Деповские инженеры написали за него брошюру и подготовили технический доклад о его опыте.
И казалось, так это и должно быть, потому что хороший работник должен иметь хороший инструмент, с его пути должны быть устранены все помехи, его опыт следует обобщать и всячески помогать ему в работе.
Но постепенно у людей укоренилось чувство особой ответственности за машину и за рейсы Чеботарева. Едет Владимир, и гудят провода, несется в эфире: поезд ведет Чеботарев. Раньше времени выходят из своих будок стрелочники, торопятся дежурные на станциях и блокпостах, готовят обратный маршрут диспетчеры.
Едет Чеботарев, и по всей линии, от края и до края, горят зеленые огни.
Едет Чеботарев, и уже не хромом или никелем покрыт номер его локомотива, как было прежде, а литые в бронзе слова «Машинист В. Чеботарев» под тяжелым бронзовым гербом Советского Союза горят на паровозе как монумент, как памятник при жизни.
Бронзу отливали по специальному заказу Министерства путей сообщения. Да и весь локомотив капитально ремонтировали на заводе специально для Чеботарева. Конечно, это такой же типовой локомотив, как и все другие, но только чуть-чуть лучше пригнаны и отшлифованы детали, только больше лаку добавили в краски, только немного тщательней принимали машину контролеры ОТК, только сам Чеботарев ездил за ней на завод.
А коллектив — организм чувствительный. Пропало у людей желание делать для машиниста все возможное и невозможное, охладели к нему люди. Но даже и тогда Владимир первенства не отдал и еще больше утвердился в своей мысли о превосходстве над другими. Так, может быть, и впрямь было в нем что-то исключительное?
Все объяснялось просто. Линия на протяжении почти трехсот километров на запад и на восток привыкла к тому, что поезда Чеботарева должны проходить в особых условиях, пусть даже в ущерб другим.
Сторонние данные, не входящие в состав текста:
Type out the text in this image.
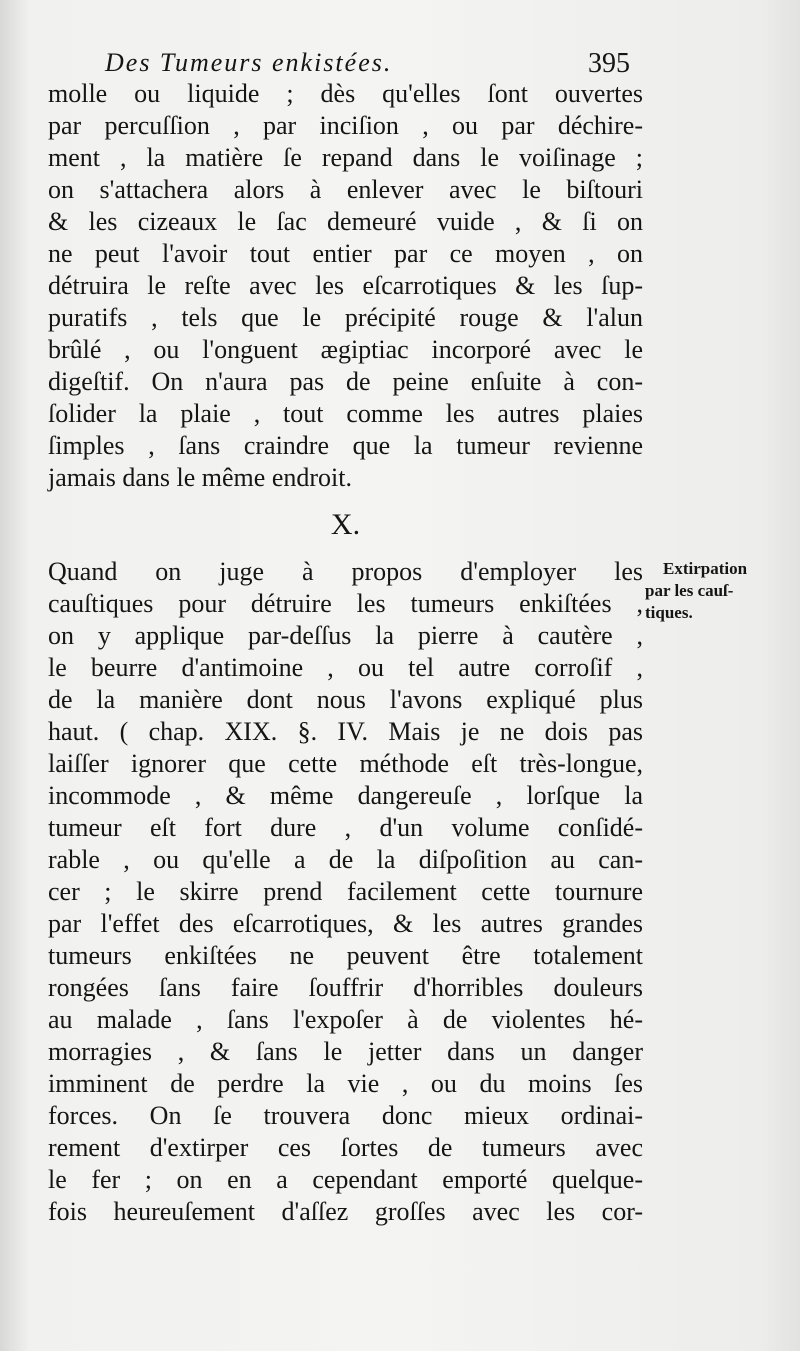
Des Tumeurs enkistées.	395
molle ou liquide ; dès qu'elles ſont ouvertes
par percuſſion , par inciſion , ou par déchire-
ment , la matière ſe repand dans le voiſinage ;
on s'attachera alors à enlever avec le biſtouri
& les cizeaux le ſac demeuré vuide , & ſi on
ne peut l'avoir tout entier par ce moyen , on
détruira le reſte avec les eſcarrotiques & les ſup-
puratifs , tels que le précipité rouge & l'alun
brûlé , ou l'onguent ægiptiac incorporé avec le
digeſtif. On n'aura pas de peine enſuite à con-
ſolider la plaie , tout comme les autres plaies
ſimples , ſans craindre que la tumeur revienne
jamais dans le même endroit.
X.
Quand on juge à propos d'employer les
cauſtiques pour détruire les tumeurs enkiſtées ,
on y applique par-deſſus la pierre à cautère ,
le beurre d'antimoine , ou tel autre corroſif ,
de la manière dont nous l'avons expliqué plus
haut. ( chap. XIX. §. IV. Mais je ne dois pas
laiſſer ignorer que cette méthode eſt très-longue,
incommode , & même dangereuſe , lorſque la
tumeur eſt fort dure , d'un volume conſidé-
rable , ou qu'elle a de la diſpoſition au can-
cer ; le skirre prend facilement cette tournure
par l'effet des eſcarrotiques, & les autres grandes
tumeurs enkiſtées ne peuvent être totalement
rongées ſans faire ſouffrir d'horribles douleurs
au malade , ſans l'expoſer à de violentes hé-
morragies , & ſans le jetter dans un danger
imminent de perdre la vie , ou du moins ſes
forces. On ſe trouvera donc mieux ordinai-
rement d'extirper ces ſortes de tumeurs avec
le fer ; on en a cependant emporté quelque-
fois heureuſement d'aſſez groſſes avec les cor-
Extirpation
par les cauſ-
tiques.
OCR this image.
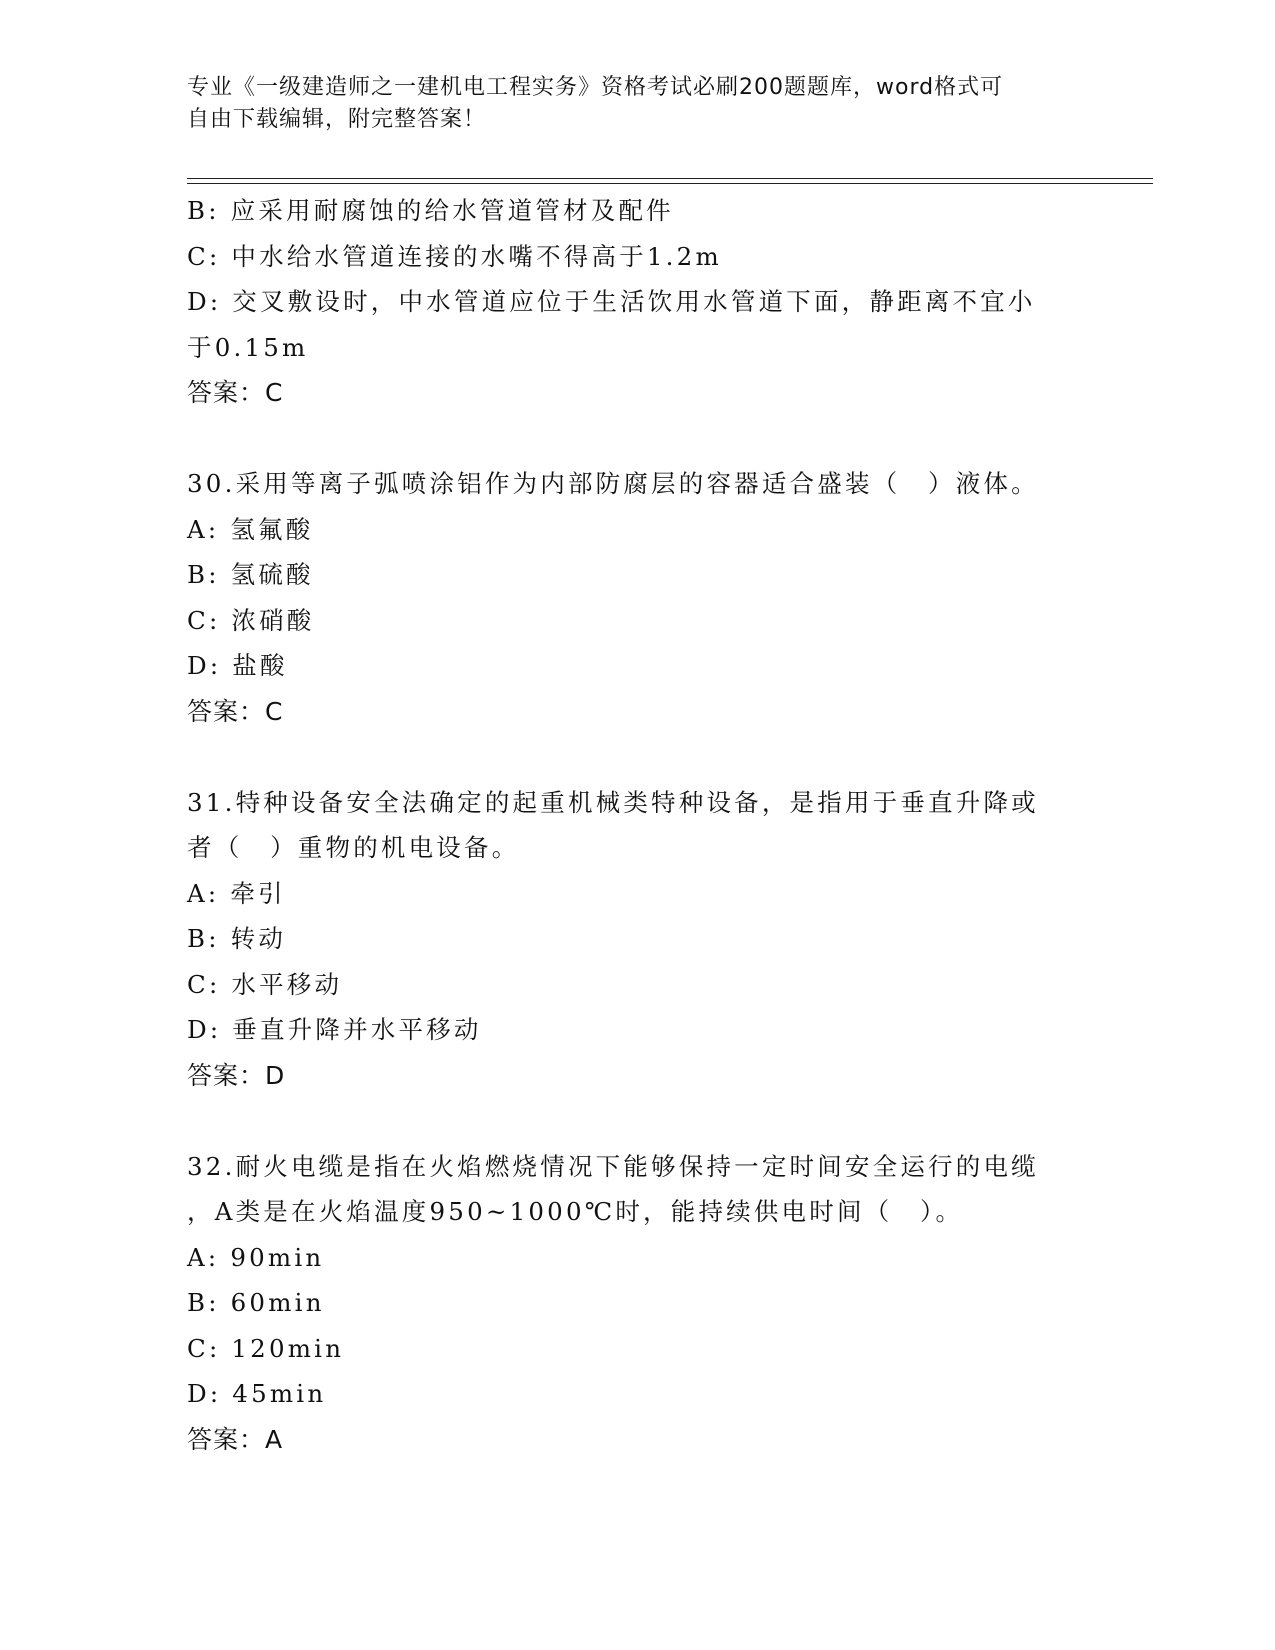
专业《一级建造师之一建机电工程实务》资格考试必刷200题题库，word格式可
自由下载编辑，附完整答案！
B: 应采用耐腐蚀的给水管道管材及配件
C: 中水给水管道连接的水嘴不得高于1.2m
D: 交叉敷设时，中水管道应位于生活饮用水管道下面，静距离不宜小
于0.15m
答案：C
30.采用等离子弧喷涂铝作为内部防腐层的容器适合盛装（　）液体。
A: 氢氟酸
B: 氢硫酸
C: 浓硝酸
D: 盐酸
答案：C
31.特种设备安全法确定的起重机械类特种设备，是指用于垂直升降或
者（　）重物的机电设备。
A: 牵引
B: 转动
C: 水平移动
D: 垂直升降并水平移动
答案：D
32.耐火电缆是指在火焰燃烧情况下能够保持一定时间安全运行的电缆
，A类是在火焰温度950~1000℃时，能持续供电时间（　）。
A: 90min
B: 60min
C: 120min
D: 45min
答案：A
Рейс в один конец и обратно занимает не больше восьми часов. Это очень удобно. Каждая из трех бригад, закрепленных за локомотивом, находится в поездке нормальный рабочий день, а пробег локомотива превышает норму.
Но бывает и так. Прибыл поезд в оборотное депо, паровоз отцепляют, а назад везти нечего. Бригаде дают два-три, а то и пять часов отдыха. Но кому интересно отдыхать в оборотном депо! Да и простой локомотива получается большим, не вырабатывается норма. Поэтому все стремятся ехать «с оборота», то есть прибыть в оборотное депо, взять другой поезд и ехать домой.